Катя плакала, опершись рукой о раковину, и слезы капали на белый кафель, смывая тушь и бороздя пушистый слой пудры на лице. Миша вошел, и она испуганно обернулась, но увидев, что это всего лишь пацан, который сидел напротив нее за свадебным столом, повернулась к нему спиной. Ни мама, ни папа, ни жених… уже хорошо. Миша улыбался, ему совершенно по-дурацки хотелось щелкать зубами, прыгать и смеяться.
– В лесу, – сказал Миша, глядя на ее худенькую спину. – В лесу я хотел увидеть себя старым седым аллигатором в кресле-качалке в окружении маленьких бойких крокодильчиков. Чтобы пахло кофе и пирогами, а в кухне шипело на сковороде мясо. И чтобы безопасно, ни одного зомби вокруг, и никаких шипастых корней, никаких летающих ежей, никаких взрывающихся мин-вонючек, никаких мигрирующих…
Она повернулась, а потом плюхнулась прямо на кафельный пол прямо в своем длинном белом платье. У нее было такое лицо, как будто она, оказавшись нос к носу с толпой зомби и уже полностью утратив надежду, вдруг обнаружила за спиной у себя роту аллигаторов. В глазах у Кати что-то менялось, внутри зрачков разгорался свет, как огонь из углей, которые кажутся навсегда остывшими.

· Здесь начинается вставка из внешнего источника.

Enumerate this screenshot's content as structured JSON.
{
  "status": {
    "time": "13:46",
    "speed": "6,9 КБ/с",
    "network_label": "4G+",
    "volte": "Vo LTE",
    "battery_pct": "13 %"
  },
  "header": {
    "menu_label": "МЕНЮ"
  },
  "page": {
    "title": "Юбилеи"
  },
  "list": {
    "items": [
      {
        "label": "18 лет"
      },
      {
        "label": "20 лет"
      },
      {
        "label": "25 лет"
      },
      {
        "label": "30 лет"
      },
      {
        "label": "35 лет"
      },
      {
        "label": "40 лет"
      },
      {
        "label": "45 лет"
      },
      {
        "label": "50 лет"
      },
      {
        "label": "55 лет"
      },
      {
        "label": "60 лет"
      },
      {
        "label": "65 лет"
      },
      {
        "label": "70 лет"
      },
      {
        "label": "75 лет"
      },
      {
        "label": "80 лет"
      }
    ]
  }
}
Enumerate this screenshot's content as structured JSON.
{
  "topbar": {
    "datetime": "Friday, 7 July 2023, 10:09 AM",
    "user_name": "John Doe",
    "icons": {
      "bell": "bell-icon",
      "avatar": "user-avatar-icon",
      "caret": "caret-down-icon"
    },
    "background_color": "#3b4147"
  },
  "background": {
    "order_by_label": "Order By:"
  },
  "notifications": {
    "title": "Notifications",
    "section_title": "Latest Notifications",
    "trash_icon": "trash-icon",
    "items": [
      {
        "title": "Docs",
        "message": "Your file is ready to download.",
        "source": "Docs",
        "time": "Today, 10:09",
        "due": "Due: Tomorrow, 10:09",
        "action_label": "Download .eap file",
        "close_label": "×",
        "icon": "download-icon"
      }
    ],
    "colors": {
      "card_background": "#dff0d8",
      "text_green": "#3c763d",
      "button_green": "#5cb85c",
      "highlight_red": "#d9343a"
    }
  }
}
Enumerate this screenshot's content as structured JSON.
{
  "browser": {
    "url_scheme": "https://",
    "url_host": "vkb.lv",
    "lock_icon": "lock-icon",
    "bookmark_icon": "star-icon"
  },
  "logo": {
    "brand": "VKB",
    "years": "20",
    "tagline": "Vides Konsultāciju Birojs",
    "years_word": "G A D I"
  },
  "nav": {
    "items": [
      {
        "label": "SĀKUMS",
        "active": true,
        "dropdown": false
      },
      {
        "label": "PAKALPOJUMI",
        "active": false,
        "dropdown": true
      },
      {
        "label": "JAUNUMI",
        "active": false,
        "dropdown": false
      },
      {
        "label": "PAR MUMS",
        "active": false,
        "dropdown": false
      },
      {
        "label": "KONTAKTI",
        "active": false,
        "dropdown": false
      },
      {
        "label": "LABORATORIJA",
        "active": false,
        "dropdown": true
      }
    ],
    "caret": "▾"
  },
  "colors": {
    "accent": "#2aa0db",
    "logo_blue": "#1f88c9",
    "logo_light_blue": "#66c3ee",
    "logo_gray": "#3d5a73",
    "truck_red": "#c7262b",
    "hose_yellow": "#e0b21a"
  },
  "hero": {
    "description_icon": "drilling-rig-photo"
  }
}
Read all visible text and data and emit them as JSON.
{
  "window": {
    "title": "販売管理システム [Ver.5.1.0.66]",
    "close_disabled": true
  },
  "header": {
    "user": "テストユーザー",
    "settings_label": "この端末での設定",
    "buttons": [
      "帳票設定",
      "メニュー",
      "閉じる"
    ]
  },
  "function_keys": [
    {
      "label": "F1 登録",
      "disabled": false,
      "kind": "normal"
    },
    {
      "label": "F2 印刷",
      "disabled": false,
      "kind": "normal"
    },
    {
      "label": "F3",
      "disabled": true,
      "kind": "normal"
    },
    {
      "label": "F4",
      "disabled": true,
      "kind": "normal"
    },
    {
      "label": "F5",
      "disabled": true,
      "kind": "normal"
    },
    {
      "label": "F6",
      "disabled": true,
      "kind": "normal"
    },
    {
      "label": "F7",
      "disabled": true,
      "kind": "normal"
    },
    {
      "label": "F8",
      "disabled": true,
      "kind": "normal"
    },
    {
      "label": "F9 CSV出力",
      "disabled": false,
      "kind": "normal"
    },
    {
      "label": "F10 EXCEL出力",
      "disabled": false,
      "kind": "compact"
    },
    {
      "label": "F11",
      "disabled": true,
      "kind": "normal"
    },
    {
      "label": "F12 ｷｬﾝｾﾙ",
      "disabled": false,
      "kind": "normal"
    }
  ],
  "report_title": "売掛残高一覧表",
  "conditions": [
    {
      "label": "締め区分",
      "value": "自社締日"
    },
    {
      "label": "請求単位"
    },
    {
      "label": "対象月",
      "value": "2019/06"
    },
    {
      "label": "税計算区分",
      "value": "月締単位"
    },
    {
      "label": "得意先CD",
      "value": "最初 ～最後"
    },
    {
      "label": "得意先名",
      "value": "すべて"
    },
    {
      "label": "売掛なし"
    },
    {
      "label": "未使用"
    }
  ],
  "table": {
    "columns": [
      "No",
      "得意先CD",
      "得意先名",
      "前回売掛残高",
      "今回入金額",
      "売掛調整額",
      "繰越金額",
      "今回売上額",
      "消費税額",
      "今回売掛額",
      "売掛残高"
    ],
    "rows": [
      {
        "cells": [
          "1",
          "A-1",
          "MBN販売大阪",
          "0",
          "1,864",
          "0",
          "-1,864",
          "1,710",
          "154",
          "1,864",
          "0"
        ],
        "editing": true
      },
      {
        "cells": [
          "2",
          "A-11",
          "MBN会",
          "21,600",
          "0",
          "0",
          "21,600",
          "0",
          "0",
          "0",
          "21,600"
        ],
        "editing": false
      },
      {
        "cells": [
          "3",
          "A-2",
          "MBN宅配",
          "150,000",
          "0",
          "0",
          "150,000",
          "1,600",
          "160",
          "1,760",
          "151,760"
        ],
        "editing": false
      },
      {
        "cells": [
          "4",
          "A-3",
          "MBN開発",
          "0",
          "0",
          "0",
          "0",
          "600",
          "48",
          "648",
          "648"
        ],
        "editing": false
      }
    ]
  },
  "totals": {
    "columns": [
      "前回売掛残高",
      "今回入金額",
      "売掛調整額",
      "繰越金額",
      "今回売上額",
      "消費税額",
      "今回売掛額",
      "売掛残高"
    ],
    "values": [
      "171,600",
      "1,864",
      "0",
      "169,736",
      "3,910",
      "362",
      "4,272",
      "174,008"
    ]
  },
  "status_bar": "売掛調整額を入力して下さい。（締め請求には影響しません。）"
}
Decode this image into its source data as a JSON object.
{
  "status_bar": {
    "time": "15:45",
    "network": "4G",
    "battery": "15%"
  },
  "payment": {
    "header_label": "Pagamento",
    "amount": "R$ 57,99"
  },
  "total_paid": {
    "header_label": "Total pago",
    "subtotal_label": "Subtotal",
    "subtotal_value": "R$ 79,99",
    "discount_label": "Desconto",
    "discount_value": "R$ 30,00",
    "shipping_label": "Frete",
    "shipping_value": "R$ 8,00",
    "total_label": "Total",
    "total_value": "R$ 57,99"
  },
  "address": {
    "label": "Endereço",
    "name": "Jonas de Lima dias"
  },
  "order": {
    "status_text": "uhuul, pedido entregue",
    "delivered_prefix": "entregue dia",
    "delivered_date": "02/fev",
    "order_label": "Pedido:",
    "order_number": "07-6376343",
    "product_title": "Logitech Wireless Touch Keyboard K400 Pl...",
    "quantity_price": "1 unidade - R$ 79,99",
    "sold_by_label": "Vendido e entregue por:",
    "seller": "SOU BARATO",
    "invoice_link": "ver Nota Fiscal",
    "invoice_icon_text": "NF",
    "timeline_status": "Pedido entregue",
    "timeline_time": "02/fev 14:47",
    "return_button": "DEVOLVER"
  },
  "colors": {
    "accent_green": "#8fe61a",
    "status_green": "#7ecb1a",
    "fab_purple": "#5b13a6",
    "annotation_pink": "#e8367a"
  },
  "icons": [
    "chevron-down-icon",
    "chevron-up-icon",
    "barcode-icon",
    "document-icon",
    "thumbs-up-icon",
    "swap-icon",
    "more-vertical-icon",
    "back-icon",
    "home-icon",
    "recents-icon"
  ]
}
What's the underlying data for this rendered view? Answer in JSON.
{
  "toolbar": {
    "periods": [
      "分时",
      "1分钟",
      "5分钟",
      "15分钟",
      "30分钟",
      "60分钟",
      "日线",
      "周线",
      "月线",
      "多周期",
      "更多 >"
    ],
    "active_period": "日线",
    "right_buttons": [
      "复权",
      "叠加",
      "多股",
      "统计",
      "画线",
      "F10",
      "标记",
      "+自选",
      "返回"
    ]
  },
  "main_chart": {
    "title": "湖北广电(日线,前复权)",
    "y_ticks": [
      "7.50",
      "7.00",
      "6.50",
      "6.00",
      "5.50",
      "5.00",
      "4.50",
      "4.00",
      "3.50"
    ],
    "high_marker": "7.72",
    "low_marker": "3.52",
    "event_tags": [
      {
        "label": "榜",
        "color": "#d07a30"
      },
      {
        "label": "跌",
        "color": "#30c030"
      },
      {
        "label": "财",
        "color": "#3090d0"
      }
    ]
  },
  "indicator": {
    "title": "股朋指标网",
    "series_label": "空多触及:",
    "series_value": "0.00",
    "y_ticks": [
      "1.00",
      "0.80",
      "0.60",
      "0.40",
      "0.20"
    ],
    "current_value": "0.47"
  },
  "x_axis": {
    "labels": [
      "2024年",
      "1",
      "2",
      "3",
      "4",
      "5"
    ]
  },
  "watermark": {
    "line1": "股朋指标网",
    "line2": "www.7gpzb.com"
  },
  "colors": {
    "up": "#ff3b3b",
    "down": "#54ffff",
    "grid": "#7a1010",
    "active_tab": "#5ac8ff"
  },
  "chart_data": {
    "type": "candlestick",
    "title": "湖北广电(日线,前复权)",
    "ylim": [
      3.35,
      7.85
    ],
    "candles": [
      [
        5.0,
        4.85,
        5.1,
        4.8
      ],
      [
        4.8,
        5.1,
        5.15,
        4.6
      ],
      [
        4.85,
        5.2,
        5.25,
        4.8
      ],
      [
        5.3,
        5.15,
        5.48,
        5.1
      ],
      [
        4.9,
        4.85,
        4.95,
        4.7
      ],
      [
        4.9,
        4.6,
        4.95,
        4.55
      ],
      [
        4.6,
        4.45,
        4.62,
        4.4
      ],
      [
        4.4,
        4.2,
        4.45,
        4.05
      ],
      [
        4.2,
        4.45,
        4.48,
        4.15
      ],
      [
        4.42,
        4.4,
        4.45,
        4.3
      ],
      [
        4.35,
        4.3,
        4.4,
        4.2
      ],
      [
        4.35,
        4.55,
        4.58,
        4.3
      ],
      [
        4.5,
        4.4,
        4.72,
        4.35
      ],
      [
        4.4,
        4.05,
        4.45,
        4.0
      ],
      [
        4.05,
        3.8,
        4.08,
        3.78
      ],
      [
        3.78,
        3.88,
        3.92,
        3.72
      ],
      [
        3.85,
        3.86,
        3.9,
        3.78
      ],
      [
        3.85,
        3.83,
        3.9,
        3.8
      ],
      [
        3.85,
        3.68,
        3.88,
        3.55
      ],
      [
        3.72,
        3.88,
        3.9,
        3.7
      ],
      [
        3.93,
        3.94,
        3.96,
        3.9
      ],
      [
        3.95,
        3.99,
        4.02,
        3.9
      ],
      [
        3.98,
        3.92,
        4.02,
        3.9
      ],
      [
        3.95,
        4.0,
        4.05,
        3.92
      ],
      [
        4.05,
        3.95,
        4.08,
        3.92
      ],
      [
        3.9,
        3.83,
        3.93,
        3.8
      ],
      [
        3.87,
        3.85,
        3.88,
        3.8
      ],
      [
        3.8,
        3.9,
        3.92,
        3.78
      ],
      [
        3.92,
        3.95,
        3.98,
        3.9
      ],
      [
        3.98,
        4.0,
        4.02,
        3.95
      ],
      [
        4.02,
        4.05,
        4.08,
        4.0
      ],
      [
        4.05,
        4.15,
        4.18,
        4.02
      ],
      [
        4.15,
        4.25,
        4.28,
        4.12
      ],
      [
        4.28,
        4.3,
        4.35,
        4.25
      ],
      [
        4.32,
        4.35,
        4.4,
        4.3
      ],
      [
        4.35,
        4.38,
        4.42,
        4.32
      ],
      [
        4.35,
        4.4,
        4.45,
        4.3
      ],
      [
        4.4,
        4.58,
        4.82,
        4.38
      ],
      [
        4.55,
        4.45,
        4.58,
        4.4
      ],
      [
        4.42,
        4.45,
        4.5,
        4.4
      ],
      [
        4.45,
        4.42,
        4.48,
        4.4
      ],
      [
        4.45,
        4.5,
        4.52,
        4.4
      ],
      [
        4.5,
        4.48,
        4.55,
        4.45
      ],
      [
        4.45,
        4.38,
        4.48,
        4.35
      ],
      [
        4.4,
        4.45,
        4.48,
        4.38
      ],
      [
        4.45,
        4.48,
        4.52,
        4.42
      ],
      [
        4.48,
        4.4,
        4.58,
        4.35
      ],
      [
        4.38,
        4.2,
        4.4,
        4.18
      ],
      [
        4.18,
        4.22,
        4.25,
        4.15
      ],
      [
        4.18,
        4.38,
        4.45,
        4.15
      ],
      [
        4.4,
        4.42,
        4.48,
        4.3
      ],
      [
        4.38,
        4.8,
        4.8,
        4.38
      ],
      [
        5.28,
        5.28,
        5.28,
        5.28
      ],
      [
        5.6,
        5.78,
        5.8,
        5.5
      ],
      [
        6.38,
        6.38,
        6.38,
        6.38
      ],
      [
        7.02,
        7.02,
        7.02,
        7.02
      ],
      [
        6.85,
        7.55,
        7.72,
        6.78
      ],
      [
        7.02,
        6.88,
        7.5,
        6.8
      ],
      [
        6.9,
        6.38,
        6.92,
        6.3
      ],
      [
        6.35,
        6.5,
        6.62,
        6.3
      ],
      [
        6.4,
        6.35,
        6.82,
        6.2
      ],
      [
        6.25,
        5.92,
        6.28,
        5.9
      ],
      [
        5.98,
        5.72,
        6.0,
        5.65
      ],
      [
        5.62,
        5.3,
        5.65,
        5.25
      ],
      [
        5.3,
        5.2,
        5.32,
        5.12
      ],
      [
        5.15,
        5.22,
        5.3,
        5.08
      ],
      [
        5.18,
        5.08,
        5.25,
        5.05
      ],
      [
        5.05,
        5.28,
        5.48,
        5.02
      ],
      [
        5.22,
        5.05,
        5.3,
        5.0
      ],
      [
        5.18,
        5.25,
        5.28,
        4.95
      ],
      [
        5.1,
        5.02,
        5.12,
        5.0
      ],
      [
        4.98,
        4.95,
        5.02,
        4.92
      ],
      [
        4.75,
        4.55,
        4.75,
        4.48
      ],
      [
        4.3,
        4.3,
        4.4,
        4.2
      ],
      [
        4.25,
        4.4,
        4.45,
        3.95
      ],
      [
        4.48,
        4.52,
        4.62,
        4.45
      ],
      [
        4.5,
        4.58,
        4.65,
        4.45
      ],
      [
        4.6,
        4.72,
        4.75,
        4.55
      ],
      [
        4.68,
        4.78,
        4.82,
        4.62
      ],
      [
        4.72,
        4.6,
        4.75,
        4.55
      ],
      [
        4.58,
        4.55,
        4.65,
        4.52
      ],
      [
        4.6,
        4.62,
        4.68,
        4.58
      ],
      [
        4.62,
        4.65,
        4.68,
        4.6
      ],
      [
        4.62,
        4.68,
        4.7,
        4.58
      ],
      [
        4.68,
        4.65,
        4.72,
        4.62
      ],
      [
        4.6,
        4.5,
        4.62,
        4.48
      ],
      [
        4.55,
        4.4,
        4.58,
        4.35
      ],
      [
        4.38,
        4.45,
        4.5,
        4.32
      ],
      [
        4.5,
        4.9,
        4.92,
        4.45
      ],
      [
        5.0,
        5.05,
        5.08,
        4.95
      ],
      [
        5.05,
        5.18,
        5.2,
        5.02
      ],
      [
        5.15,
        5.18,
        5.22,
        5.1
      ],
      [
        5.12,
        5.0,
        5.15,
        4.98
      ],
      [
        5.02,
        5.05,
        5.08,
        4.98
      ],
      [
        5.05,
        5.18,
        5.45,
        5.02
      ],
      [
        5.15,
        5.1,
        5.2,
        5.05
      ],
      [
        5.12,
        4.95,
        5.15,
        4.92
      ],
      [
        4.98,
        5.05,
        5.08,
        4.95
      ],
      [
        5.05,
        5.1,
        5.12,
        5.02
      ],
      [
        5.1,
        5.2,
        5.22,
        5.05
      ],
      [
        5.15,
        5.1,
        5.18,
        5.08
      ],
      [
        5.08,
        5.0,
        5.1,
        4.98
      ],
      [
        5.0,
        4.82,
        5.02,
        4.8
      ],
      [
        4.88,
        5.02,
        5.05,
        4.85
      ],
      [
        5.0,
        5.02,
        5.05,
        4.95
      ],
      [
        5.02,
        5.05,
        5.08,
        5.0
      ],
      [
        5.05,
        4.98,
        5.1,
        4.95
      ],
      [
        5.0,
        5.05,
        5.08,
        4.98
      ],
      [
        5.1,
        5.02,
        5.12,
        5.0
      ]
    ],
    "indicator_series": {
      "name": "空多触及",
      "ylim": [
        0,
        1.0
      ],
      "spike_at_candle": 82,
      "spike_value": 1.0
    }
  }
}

– …мигрирующих зыбучих песков. И чтобы… чтобы со мной всегда была принцесса. Хотя я, конечно, слишком многого хочу, ведь я всего лишь уродливая пупырчатая рептилия с гранатометом, ну, ты знаешь.
Она начала смеяться, размазывая слезы. Тушь потекла, вокруг глаз образовались черные круги, одной рукой Катя сняла фату и венок из белых цветов и забросила его в урну.
– Мне, кстати, всего шестнадцать, – продолжил он. – К сожалению. Но уже через пару лет будет восемнадцать, и мы сможем пожениться. Тебе двадцать, я знаю.
Мир вокруг них неуловимо изменился. Еще минуту назад они были двумя растерянными и несчастными людьми, оторванными с мясом половинками, убогими травмированными калеками.
– Ты вовремя, Дубровский, – произнесла Катя, – я уже планировала было повеситься.
– Глупости, – сказал Миша.
Катя включила воду, набрав в ладони теплой воды, погрузила туда лицо, а потом сунула голову под струю.
– Пойдем, – позвала она, смыв косметику, – мне надо кое-что кое-кому сказать.
Они вышли из туалета, крепко взявшись за руки. С мокрых Катиных волос стекала вода. Миша улыбался. Ася увидела их первой, и ее лицо вытянулось. Вслед за Асей гости принялись поворачиваться к Мише и Кате. Мелькнуло ошеломленное лицо Елены Варфоломеевны. С открытым ртом застыл папа невесты. Мама ойкнула, и из ее губ вывалился кусочек крокодильего шашлычка. Миша и Катя принюхались. В воздухе отчетливо пахло розмарином. Они сильнее сжали руки. Жених медленно поднялся со стула, с трудом справившись со своими телесами.
– Какого черта? – громко спросил он. – Что за цирк?!
Тамада нервно глотнула кофе из чашечки, стоящей на столе. Виталий Дмитриевич протер глаза и уставился на пару.
– А вот и Дед Мороз со Снегурочкой! – объявил он. – Елочка, зажгись!
Никто не засмеялся. Мужчина в клетчатой рубашке и джинсах принялся пробираться поближе к Кате с Мишей. У него были огромные кулаки и внимательные глаза.
– Что это значит? – повторил жених.
В голосе была угроза. Катя и Миша прижались друг к другу плечами, крепко сплетя руки.
– Свадьбы не будет, – сказала Катя в полной тишине. – Я люблю другого.
Жених снял пиджак. Его глаза наливались красным. Он опустил большую голову и смерил взглядом Мишу.
– Отойди, – велел он Кате.
Вместо этого Катя вцепилась в Мишу двумя руками, как опаздывающий на работу хватается за поручни последнего в этом тысячелетии троллейбуса.